Monday, November 13, 2006

The unemployment rate is too goddam low!

As a business manager, I got used to the times when I would put an ad in the paper and you would interview a few people for a job. You would get one or two that you wondered why they didn't already have a job. Nowadays, just to get *one* applicant, I had to advertise higher than award rates; and the applicants are interviewing me! They have a list of current job offers and dictate their terms if I am interested to have the pleasure of their service. Businesses suffer in this way when the economy is going so well. It is of little comfort that you can more easily downsize when it is so hard to find and keep staff at all.

Wednesday, November 08, 2006

Schicksalstag 9/11

17th anniversary of Germany's "day of fate". So - How's the new world order going? Some of the wounds of WWII were healed, but the emergent uni-polar world has lost direction. The affluent peaceful lifestyle of the West is much more able to be held hostage by militarily insignificant actions. Threats from known enemies have given way to weasel attacks.

Tuesday, November 07, 2006

Where has that month gone

I've been so meaning to write things so often in the last few weeks, but I am having trouble keeping sane enough (if that makes any sense).
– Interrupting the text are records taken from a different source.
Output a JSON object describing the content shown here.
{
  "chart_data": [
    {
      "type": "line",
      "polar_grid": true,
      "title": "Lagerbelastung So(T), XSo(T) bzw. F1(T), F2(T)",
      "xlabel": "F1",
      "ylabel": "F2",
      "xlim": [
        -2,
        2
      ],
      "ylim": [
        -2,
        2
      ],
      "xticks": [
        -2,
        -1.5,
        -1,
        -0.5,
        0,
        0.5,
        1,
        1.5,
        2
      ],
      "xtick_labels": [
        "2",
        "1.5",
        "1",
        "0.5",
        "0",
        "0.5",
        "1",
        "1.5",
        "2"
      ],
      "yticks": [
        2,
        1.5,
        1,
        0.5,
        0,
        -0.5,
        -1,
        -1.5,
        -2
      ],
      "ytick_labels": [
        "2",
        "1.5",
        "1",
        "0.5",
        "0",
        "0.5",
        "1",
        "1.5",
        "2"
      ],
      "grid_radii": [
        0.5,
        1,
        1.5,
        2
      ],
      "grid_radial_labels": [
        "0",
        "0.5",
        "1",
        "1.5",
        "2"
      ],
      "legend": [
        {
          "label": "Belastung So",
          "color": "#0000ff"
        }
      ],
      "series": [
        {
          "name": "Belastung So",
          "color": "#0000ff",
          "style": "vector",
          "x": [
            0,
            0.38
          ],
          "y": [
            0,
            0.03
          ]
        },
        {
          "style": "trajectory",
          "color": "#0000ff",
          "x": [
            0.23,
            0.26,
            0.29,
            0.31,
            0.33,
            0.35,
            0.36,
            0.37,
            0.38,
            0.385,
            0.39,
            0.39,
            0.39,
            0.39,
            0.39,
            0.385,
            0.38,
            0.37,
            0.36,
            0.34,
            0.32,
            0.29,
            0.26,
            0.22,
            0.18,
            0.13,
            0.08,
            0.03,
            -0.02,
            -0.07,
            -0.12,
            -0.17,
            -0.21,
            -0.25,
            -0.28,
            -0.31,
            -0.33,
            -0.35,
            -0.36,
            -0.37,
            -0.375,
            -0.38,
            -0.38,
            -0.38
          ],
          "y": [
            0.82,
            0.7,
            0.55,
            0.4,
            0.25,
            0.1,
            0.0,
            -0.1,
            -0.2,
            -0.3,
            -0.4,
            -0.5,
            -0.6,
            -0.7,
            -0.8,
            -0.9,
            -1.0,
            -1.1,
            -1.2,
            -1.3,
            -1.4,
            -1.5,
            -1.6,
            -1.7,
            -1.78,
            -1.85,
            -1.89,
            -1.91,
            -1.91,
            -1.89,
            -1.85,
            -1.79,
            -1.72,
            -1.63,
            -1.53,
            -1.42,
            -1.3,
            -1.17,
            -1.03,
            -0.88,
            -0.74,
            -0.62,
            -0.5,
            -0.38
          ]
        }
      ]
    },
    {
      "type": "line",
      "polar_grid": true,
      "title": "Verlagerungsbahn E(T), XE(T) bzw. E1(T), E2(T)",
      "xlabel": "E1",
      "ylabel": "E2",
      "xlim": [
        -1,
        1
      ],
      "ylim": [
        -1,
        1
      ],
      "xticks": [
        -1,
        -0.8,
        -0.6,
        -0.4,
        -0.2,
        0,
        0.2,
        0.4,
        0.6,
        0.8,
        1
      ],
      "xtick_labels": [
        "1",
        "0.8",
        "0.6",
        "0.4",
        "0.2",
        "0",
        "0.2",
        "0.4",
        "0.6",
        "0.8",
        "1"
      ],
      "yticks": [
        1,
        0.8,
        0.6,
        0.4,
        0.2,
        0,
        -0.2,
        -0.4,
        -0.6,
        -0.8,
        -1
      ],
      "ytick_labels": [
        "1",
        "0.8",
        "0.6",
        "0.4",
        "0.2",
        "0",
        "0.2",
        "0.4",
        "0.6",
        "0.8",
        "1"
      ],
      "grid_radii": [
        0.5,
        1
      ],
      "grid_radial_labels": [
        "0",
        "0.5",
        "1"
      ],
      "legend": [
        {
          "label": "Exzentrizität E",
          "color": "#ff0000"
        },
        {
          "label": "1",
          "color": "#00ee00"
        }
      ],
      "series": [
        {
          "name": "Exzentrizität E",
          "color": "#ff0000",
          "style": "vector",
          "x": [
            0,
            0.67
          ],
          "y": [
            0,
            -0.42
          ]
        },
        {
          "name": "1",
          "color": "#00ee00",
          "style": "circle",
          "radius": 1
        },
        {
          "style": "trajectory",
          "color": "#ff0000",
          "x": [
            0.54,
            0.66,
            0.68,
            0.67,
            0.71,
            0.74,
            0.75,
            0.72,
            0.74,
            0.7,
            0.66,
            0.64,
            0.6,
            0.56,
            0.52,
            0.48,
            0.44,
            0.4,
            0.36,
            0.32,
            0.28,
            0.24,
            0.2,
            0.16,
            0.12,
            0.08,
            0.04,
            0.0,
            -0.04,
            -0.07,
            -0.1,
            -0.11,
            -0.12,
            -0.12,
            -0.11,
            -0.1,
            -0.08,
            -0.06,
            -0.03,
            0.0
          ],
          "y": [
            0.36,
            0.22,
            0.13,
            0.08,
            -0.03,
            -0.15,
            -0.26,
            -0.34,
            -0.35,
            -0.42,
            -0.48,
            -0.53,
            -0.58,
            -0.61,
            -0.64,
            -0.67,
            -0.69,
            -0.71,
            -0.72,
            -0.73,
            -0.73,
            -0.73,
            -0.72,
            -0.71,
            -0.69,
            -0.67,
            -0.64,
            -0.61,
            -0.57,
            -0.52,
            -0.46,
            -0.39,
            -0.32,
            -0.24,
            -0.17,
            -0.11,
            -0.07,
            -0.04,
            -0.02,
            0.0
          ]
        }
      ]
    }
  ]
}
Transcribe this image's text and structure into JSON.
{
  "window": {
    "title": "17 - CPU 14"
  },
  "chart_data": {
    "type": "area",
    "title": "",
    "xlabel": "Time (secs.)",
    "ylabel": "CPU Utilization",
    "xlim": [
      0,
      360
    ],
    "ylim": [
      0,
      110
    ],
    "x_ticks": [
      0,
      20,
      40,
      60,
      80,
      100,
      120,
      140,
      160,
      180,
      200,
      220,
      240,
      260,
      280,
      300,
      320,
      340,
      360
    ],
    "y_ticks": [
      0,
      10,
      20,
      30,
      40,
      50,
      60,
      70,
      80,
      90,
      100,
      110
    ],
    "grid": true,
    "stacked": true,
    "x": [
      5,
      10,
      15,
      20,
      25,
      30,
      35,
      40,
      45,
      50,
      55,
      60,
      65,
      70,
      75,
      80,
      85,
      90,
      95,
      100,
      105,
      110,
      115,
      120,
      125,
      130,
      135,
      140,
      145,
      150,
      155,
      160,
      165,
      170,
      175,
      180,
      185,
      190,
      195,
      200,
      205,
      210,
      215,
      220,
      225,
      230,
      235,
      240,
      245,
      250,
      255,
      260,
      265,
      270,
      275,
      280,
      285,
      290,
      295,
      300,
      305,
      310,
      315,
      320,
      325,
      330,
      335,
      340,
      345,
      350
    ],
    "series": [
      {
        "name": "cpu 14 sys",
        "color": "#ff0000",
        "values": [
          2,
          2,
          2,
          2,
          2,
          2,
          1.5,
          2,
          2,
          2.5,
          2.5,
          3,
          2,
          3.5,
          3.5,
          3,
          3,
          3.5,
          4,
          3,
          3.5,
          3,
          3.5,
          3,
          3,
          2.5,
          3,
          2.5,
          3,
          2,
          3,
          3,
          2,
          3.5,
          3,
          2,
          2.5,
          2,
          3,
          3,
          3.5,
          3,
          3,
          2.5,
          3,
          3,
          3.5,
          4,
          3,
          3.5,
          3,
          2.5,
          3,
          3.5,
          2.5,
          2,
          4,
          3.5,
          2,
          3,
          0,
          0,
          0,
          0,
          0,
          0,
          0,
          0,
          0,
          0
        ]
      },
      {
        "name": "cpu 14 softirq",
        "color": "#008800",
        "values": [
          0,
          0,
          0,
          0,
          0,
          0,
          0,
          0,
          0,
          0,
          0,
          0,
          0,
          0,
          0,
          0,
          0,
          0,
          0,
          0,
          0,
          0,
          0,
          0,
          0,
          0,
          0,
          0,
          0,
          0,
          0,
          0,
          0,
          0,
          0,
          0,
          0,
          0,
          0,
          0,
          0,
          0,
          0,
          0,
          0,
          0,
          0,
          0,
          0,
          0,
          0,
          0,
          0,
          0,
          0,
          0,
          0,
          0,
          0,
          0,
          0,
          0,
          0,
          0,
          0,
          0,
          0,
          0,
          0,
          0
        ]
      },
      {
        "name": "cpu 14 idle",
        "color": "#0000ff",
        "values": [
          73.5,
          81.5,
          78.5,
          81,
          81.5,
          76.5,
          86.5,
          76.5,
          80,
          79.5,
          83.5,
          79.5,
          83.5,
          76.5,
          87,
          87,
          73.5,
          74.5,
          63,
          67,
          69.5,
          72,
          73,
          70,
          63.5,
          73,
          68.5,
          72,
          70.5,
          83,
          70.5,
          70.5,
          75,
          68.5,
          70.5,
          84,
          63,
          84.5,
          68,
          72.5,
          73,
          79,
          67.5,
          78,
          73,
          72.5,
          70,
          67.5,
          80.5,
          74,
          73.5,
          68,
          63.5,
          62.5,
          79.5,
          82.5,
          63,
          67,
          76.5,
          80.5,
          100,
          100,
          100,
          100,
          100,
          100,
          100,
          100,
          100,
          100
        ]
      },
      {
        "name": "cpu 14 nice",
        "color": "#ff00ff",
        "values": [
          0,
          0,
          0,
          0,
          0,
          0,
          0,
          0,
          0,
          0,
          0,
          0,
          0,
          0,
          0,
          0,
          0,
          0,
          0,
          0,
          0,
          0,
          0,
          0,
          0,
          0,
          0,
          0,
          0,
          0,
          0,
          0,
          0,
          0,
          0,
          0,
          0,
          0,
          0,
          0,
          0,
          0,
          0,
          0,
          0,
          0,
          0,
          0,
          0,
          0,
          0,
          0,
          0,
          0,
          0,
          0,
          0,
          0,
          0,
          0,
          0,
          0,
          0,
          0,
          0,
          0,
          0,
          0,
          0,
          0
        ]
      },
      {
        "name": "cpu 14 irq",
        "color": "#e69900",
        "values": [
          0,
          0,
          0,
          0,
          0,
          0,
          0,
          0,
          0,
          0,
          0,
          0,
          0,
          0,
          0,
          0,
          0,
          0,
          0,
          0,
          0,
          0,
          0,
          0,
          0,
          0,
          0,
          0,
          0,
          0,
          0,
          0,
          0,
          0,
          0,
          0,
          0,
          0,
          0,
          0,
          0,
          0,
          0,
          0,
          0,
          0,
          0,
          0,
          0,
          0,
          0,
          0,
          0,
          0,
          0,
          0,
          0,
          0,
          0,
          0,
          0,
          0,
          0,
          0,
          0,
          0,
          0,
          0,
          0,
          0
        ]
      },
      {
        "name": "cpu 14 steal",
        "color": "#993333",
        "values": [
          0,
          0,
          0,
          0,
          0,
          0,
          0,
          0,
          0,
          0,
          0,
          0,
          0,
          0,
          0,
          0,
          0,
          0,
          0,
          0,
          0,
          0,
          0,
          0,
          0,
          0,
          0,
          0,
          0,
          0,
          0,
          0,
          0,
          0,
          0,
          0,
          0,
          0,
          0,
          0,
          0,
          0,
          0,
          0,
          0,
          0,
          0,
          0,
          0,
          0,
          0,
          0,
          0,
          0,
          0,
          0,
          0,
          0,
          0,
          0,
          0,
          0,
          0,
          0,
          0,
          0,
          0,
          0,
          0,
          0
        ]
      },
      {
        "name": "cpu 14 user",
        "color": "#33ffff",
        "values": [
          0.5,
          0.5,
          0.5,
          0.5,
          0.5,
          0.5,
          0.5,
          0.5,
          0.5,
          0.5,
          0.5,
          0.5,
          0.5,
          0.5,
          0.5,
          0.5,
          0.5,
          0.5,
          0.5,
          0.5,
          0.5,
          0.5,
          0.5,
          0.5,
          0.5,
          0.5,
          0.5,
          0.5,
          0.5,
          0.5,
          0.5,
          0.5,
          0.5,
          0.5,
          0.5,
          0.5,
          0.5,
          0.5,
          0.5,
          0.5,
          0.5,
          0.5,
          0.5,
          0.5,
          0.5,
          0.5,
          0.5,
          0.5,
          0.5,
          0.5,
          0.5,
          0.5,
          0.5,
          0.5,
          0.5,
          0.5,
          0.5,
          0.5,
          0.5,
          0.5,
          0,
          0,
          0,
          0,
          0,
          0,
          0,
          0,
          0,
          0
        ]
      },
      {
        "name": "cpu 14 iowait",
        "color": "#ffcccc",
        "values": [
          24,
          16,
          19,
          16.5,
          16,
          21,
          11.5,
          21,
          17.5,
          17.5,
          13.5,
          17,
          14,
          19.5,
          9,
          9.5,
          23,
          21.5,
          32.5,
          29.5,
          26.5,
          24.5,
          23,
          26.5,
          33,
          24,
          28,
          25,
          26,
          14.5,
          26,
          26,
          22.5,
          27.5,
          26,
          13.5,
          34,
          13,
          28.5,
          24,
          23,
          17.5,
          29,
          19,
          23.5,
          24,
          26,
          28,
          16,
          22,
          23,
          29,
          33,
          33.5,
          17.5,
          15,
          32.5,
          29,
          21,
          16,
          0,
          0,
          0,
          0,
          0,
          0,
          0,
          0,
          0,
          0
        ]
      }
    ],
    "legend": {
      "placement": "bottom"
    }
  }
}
Once, I did a whole post, proofread it and thought *What am I thinking; I can't write that!*. If you are interested, it was somewhat about the benefits of importing bananas to the local banana farmers, the benefits of eliminating tariffs on clothing for local manufacturers, and the necessity to marginal employees of banning unfair dismissal lawsuits.

Basically, in North Queensland, it is taboo to say that banana imports can lead to anything other than unmitigated disaster.

It is taboo also within the clothing industry, to say that there should be no protection from imports.

It is also taboo to think that unfair dismissal lawsuits hurt most the people it is designed to protect.

It is highly foolish of me to think I can make any headway into relaxing these taboos.